Но мы невесело распили тогда этот нектар наш, ибо не было в кругу нашем того, который доставил нам оказию к этому каждовечернему наслаждению. В 20 шагах назади тёмного бивака, на месте знатной победы нашей врагов Отечества, лежал при могиле, вырытой пикинёрами, простреленный в грудь, падший со славою там прапорщик Россинский-Кабека в ожидании полкового священника, чтобы он, при блеске звёзд неба, призвал благословение Божие на священное тление падших в бою защитников Отечества. Мир праху твоему, юный друг наш, почиющий там, в родной земле, с славными товарищами твоими в ожидании пробуждения нашего к невечернему дню Царствия Христова с нашим Благословенным!
За границей
Когда, по вдохновенному предвозвестию Александра Благословенного, «не осталось ни единого вооружённого врага на земле русской», то пехотные корпуса армии нашей, перешед Польшу, двинулись вперёд свободно, без общего соединения, а полками, по Германии с приставшими в союз наш прусскими войсками чрез Силезию, Бранденбургию, Померанию и Саксонию, вслед за сильными кавалерийскими отрядами и партизанами нашими, преследовавшими кое-какие оскретки (остатки. – Ред.) французской армады, ускользнувшие от поражений наших. Герцогство Варшавское оставлено без внимания мстительного, ибо беспрестанные ошибки польского кабинета и всего народа Посполитой Речи, особливо во время протестантских сумятиц Европы, довели Польшу до необходимого её разрушения…

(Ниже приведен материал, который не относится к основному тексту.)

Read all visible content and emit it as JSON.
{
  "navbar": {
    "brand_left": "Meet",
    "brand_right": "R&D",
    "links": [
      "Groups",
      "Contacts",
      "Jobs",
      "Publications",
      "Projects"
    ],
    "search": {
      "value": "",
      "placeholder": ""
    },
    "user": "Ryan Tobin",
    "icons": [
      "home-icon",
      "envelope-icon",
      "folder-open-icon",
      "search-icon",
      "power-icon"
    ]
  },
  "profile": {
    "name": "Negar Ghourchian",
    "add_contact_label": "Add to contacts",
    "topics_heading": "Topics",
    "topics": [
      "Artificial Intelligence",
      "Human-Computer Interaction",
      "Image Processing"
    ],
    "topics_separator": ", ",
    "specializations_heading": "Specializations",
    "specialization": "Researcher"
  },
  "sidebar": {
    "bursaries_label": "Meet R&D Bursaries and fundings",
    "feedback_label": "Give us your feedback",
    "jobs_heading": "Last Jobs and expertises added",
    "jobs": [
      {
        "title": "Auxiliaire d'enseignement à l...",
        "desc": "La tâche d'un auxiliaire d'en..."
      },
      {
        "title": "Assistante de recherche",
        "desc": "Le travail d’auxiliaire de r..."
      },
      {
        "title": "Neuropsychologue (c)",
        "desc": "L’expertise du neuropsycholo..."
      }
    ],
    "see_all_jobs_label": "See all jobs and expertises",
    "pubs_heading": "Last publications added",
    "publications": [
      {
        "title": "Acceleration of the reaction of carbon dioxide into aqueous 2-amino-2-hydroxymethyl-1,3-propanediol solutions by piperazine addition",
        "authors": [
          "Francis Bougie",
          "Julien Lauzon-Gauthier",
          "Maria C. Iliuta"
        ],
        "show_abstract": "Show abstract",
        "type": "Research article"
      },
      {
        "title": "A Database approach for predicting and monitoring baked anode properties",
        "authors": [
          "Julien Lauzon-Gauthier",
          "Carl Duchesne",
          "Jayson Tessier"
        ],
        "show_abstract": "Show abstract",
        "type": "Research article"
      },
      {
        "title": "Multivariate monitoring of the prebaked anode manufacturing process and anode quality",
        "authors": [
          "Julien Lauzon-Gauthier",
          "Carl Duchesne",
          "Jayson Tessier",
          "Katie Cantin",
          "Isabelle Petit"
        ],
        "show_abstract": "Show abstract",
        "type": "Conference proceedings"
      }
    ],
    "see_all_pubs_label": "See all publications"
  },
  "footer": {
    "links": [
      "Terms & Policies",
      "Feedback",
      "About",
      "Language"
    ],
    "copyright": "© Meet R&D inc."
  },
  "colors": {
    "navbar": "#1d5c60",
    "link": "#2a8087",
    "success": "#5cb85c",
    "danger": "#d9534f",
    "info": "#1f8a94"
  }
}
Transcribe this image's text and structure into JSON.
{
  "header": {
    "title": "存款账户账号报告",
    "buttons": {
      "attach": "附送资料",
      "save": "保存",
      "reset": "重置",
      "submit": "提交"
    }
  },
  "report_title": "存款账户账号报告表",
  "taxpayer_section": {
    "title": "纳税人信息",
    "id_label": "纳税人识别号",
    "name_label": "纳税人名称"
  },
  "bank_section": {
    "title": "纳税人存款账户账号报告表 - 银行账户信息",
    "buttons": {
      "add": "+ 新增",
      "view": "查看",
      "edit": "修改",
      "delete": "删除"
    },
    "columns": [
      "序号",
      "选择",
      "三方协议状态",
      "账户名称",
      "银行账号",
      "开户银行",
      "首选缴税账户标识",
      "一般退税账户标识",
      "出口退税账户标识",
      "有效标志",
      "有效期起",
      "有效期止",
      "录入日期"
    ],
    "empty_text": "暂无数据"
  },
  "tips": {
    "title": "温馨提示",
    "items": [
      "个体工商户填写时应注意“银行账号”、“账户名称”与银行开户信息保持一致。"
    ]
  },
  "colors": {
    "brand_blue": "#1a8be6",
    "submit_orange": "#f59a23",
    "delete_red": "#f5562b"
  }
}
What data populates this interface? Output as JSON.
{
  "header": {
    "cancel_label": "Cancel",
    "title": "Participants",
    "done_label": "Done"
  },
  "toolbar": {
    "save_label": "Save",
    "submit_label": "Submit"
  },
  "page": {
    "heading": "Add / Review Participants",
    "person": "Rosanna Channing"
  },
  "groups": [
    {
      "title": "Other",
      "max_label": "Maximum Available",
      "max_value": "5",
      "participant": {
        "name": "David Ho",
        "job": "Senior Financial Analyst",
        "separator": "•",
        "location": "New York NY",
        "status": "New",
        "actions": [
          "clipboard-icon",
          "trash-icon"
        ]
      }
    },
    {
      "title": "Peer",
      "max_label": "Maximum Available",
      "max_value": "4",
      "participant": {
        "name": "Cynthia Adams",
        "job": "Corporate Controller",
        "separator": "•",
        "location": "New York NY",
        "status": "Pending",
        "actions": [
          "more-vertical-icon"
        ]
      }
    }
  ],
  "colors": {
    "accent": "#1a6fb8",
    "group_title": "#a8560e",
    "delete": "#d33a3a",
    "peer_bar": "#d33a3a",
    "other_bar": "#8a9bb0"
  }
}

Левого фланга общего движения союзной российско-прусской армии пехота корпуса Милорадовича только 8 апреля поутру в первый раз соединилась в общую колонну пред Дрезденом в парадном устройстве. Милорадович выехал пред неё с многочисленною свитою своею и другими персонами, прибывшими из императорской квартиры. Он был в полном духе восторжения своего и во всех орденах, густо покрывавших геройскую грудь его. Колонна стояла пред Нейштадтом, предместием Дрездена правой стороны Эльбы. Наш 1-й егерский полк был в голове её. Подъехав к полку нашему, он поздоровался с солдатами и сказал всем сопровождавшим его: «Не нужно мне сказывать вам, господа сослуживцы мои, что это и по отличиям военным первый полк армии нашей».
Объехав все бригады свои, приветствуя обязательно полки, он возвратился пред голову колонны и повёл нас чрез Нейштадтскую крепость и знаменитый в Германии всей мост каменный в самый Дрезден. Тротуары и куртины моста, набережные, улицы, площади, балконы и окны дворцов и гражданских домов были наполнены и натисканы зрителями. Спиной к главному балкону Королевского дворца, на площади внутри города Милорадович стал на смотровое место, и полки проходили мимо его с музыкою, громом барабанов и криком «ура», мешавшимися с рукоплесканиями и возгласами народа. Солдаты наши, идя по городу, великолепно устроенному и наполненному нарядным и от самой природы саксонским из всех красивейшим народом, стекавшимся отовсюду, чтобы поглядеть северных богатырей, одолевших «непобедимых», гордо смотрели на восторженные лица их.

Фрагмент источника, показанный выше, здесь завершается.